Op herhaling in de Noorderduinen, 9 november

 

Om een goed beeld te krijgen hoe het er met de mycoflora voorstaat bezochten we dit jaar opnieuw de Noorderduinen. Dat wordt later nog vaker herhaald. Eerder werd het Elsburger Onland meerdere keren bezocht hetgeen ertoe leidde dat voor dat gebied meer dan 350 soorten op de lijst kwamen te staan. Zover zijn we hier nog lang niet, maar na de 114 namen van het eerste bezoek in oktober kwamen er nu 40 nieuwe bij. Zij werden bijeen gesprokkeld door Wil, Immy, Janny Mulder, Ipie, Harry, Ab, Henkie en Henkie (B & P) en Cees. We werden daarbij vergezeld door Fiona Huisman van het Roder Journaal die voor dit weekblad een sfeerverslag maakte dat waarschijnlijk op de 21e november erin komt.

 

De Noorderduinen omvat een veel groter gebied dan het deel wat wij inventariseren.

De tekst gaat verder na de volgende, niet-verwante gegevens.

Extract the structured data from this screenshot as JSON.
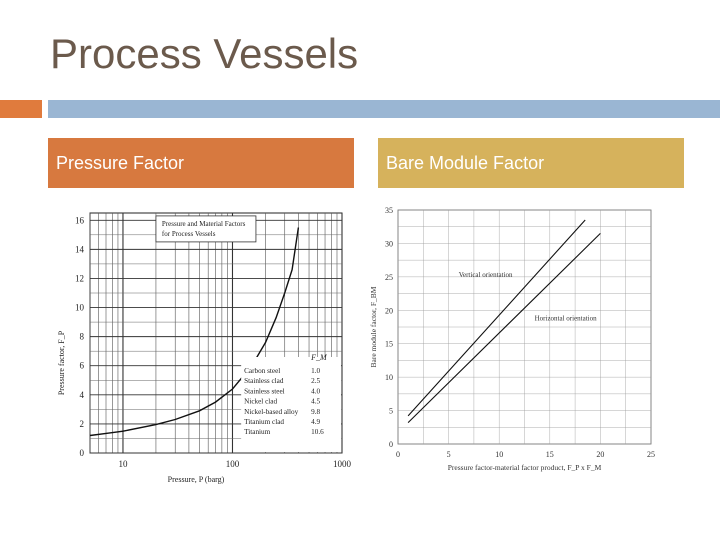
{
  "slide": {
    "title": "Process Vessels",
    "left_header": "Pressure Factor",
    "right_header": "Bare Module Factor"
  },
  "chart_data": [
    {
      "type": "line",
      "title": "",
      "inset_title": [
        "Pressure and Material Factors",
        "for Process Vessels"
      ],
      "xlabel": "Pressure, P (barg)",
      "ylabel": "Pressure factor, F_P",
      "xscale": "log",
      "xlim": [
        5,
        1000
      ],
      "ylim": [
        0,
        16.5
      ],
      "xticks": [
        10,
        100,
        1000
      ],
      "yticks": [
        0,
        2,
        4,
        6,
        8,
        10,
        12,
        14,
        16
      ],
      "grid": true,
      "series": [
        {
          "name": "",
          "x": [
            5,
            7,
            10,
            20,
            30,
            50,
            70,
            100,
            150,
            200,
            250,
            300,
            350,
            400
          ],
          "y": [
            1.2,
            1.35,
            1.5,
            1.95,
            2.3,
            2.9,
            3.5,
            4.4,
            6.0,
            7.6,
            9.3,
            11.0,
            12.6,
            15.5
          ]
        }
      ],
      "legend": {
        "header": "F_M",
        "placement": "bottom-right",
        "entries": [
          {
            "label": "Carbon steel",
            "value": "1.0"
          },
          {
            "label": "Stainless clad",
            "value": "2.5"
          },
          {
            "label": "Stainless steel",
            "value": "4.0"
          },
          {
            "label": "Nickel clad",
            "value": "4.5"
          },
          {
            "label": "Nickel-based alloy",
            "value": "9.8"
          },
          {
            "label": "Titanium clad",
            "value": "4.9"
          },
          {
            "label": "Titanium",
            "value": "10.6"
          }
        ]
      }
    },
    {
      "type": "line",
      "title": "",
      "xlabel": "Pressure factor-material factor product, F_P x F_M",
      "ylabel": "Bare module factor, F_BM",
      "xlim": [
        0,
        25
      ],
      "ylim": [
        0,
        35
      ],
      "xticks": [
        0,
        5,
        10,
        15,
        20,
        25
      ],
      "yticks": [
        0,
        5,
        10,
        15,
        20,
        25,
        30,
        35
      ],
      "grid": true,
      "series": [
        {
          "name": "Vertical orientation",
          "x": [
            1,
            18.5
          ],
          "y": [
            4.2,
            33.5
          ]
        },
        {
          "name": "Horizontal orientation",
          "x": [
            1,
            20
          ],
          "y": [
            3.2,
            31.5
          ]
        }
      ],
      "annotations": [
        {
          "text": "Vertical orientation",
          "x": 6,
          "y": 25
        },
        {
          "text": "Horizontal orientation",
          "x": 13.5,
          "y": 18.5
        }
      ]
    }
  ]
}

Dit deel is na het overlijden van mevrouw Landweer-Burger toebedeeld aan Het Drentse Landschap. Door het gebied loopt de Hoofdweg van Roderesch naar Steenbergen zodat het uit twee delen bestaat. We startten deze keer daar waar mevr. Landweer-Burger woonde. Momenteel wordt haar huis(je) door HDL verbouwd waarna het als vakantiewoning wordt verhuurd. Dat was ook de bestemming toen het in 1910 werd gebouwd. Dat was indertijd een nieuw fenomeen, want is vakantie nu heel gewoon, toen was dat nog niet zo.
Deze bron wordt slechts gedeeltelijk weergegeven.